For Immediate Release August 31, 2000


Today's 1999 National Household Survey demonstrates that we are continuing to move in the right direction on the problem of youth drug and tobacco use in America. The report released by Department of Health and Human Services Secretary Donna Shalala and Office of National Drug Control Policy Director Barry McCaffrey shows that last year, illicit drug use by young people ages 12-17 declined, continuing a downward trend over the last three years. Since 1997, overall youth drug use is down by more than 20 percent, and youth marijuana use has declined by over 25 percent. In addition, while today's report shows underage alcohol use is still at unacceptable levels, it also shows that tobacco use among young people is beginning to decline significantly, following a period of increases earlier in the 1990's.

These findings prove that we are successfully reversing dangerous trends and making important progress. However, none of us can afford to let down our guard in the fight against drug, tobacco and alcohol abuse -- especially when it comes to our children. While we must continue to engage communities, parents, teachers and young people in our efforts to drive youth drug and tobacco use down to even lower levels, Congress must also play an important role.

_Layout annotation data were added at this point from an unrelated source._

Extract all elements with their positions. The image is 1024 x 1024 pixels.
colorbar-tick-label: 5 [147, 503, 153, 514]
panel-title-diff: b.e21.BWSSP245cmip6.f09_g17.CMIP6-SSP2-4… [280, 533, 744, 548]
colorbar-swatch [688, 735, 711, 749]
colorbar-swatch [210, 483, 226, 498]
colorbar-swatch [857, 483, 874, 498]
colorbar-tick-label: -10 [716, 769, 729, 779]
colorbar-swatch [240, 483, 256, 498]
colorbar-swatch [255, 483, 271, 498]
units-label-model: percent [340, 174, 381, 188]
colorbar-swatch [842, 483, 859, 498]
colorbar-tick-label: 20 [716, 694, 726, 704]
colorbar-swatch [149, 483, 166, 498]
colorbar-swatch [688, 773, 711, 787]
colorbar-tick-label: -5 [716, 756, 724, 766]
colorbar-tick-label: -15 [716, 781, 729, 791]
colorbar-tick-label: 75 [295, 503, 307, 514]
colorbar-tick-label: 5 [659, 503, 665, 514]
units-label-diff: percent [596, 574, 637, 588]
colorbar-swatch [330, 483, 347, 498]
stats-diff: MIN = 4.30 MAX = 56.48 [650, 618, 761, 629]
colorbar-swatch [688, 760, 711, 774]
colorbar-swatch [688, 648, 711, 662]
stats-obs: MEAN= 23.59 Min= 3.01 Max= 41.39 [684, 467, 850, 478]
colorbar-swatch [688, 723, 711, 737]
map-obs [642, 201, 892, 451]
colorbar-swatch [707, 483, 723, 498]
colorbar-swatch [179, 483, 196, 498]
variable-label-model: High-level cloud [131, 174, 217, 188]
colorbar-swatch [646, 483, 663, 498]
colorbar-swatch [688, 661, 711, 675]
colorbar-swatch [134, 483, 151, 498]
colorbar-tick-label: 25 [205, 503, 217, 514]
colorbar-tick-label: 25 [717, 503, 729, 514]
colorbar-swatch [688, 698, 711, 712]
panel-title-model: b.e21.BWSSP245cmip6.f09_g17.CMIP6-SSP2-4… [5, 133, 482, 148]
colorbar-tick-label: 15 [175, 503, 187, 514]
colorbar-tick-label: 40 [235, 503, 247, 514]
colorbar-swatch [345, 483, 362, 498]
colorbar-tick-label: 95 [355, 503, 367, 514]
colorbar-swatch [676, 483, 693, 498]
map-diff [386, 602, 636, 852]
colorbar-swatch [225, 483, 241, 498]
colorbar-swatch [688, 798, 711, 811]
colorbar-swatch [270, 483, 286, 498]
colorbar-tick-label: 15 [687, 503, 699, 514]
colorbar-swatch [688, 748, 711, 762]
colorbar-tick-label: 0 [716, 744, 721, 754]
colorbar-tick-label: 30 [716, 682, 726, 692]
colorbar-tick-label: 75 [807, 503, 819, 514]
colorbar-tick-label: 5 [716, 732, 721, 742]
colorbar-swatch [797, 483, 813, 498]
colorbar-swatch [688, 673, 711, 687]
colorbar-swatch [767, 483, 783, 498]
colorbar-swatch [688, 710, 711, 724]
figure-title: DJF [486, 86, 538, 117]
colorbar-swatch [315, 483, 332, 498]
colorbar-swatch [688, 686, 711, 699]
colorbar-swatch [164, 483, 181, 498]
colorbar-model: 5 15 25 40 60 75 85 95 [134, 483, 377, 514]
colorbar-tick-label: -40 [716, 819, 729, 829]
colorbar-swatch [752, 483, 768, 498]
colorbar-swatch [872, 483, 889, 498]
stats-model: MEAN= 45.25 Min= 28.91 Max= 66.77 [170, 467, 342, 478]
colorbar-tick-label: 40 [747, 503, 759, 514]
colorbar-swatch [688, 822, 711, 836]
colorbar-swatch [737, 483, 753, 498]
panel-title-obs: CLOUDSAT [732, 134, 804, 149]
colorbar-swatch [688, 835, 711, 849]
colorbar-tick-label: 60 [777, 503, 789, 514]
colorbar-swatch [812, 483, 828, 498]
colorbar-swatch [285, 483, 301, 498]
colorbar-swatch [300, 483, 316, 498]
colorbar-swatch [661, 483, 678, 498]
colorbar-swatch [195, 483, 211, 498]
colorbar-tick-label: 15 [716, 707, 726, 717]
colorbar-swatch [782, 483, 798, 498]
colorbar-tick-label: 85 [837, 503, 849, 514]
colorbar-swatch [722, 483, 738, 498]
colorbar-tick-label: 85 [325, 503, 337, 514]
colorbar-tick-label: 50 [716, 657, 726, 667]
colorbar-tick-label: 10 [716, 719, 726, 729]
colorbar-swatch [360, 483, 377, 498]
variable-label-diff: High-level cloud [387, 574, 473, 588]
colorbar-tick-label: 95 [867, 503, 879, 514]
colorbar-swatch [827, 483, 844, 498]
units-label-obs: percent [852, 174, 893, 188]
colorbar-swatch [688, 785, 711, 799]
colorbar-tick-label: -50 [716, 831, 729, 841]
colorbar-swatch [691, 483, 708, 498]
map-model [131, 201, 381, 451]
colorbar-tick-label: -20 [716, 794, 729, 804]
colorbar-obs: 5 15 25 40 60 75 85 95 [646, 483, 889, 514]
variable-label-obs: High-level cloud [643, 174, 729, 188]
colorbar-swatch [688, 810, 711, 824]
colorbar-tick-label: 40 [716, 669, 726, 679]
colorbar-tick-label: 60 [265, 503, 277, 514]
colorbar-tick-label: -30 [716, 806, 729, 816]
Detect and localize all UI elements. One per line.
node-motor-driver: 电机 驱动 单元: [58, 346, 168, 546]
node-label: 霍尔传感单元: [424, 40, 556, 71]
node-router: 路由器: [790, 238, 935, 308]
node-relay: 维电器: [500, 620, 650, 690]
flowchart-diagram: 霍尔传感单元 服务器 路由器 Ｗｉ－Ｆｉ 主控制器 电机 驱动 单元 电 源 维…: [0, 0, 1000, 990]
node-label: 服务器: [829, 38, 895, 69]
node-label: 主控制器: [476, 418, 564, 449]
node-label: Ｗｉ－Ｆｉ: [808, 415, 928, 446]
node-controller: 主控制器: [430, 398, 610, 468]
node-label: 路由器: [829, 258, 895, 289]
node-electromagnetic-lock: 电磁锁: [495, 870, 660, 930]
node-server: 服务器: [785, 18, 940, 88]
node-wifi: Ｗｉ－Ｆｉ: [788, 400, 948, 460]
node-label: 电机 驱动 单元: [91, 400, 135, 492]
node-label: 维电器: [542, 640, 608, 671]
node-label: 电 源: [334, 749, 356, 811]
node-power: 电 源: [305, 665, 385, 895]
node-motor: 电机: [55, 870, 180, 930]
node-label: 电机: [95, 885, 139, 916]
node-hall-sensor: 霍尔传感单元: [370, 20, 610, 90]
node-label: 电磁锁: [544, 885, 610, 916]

When Congress returns to Washington, I urge them to build on our success by fully funding my Administration's substance abuse prevention and treatment initiatives, including the Youth Anti-Drug Media Campaign, which is sending a powerful message to young people across the nation about the dangers of drugs. Congress should also join Vice President Gore and me in making the health of our children a priority by rejecting the interests of big tobacco and letting the American taxpayers have their day in court. Working together, we can give our children healthy drug- and tobacco-free futures.